# Remington 770 -.06 = Junk?



## Stoker1 (Feb 17, 2014)

Who else has this platform? Pops gave me one a few months ago in hopes that I'd come hunting with him this fall. Bought some ammo and decided to cycle a few mags through it before going to the range.

The bad...
This thing jams and the bolt is wobbly. The tips of the ammo get dinged up real easily to the point I'm concerned about accuracy. There's obviously a reason why he passed it off on me. Have read where it will need a good polishing of the bolt assembly to operate properly.
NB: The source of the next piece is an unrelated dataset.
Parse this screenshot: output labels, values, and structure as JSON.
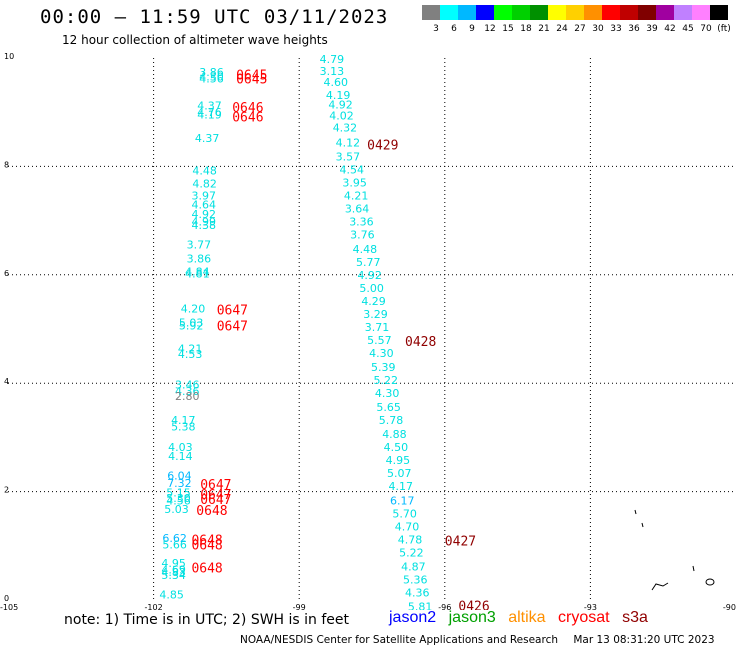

I've shot formal & informal competitions with 30 cal NATO up to 400 yards but this one would have to be one & down.

What have you done to yours?


----------



## Countryboyreese (Sep 11, 2012)

I must have got a better 770. I will admit, the bolt was sticky out of the box. But after I shot it and polished the bolt, it cycled very smooth. It's not a top of the line gun obviously, and you can't expect the whole thing to be top notch. Mine has been extremely accurate out to 250 yards(that's as far as I've shot it)and has not jammed on me yet. So my best advice would be to put some rounds through it and polish the bolt real well. It won't take the wobble away but it will cycle smoother.


----------



## bamagun (Apr 28, 2008)

Very dangerous gun.. and a POS in my opinion.. Bought one six or seven years ago because it had a VXII on it and the guy didnt know the worth of the scope and after two years, the bolt got stuck in the "locked" position and wouldnt budge. I gently tapped on the handle to try and release it and the damn handle completely broke off from the bolt. I did some research and there were other cases of this happening as well as the bolt flying back in the shooters face after the round went off. Pretty sure thats why rem came out with the 710 so they could get another bargain rifle out there instead of the 770. Im sure you might have a decent one in your hands, but be careful.. (disclaimer.... I did kill the biggest buck of my life with that 770 before the bolt broke and the few rounds I was able to get down the tube were very accurate)


----------



## damnifino3 (Sep 23, 2012)

I haven't had any issues with mine. The bolt action is a little loose but not difficult to cycle through. No misfires or jams yet and I have put several rounds through it. Very accurate as well. 

Sent from my SAMSUNG-SGH-I747 using Tapatalk


----------



## Stoker1 (Feb 17, 2014)

Would love to see how it would react after about two/three hundred rounds through it. If the ammo wasn't so dang expensive (buck per round near about). Simply put, I don't like it but its hard to be critical of something free but may end up getting better platform in the fall.


----------



## bamagun (Apr 28, 2008)

its going to shoot pretty dang straight, just be very careful and pay attention to the bolt. If it ever starts acting up, leave it in the safe..


----------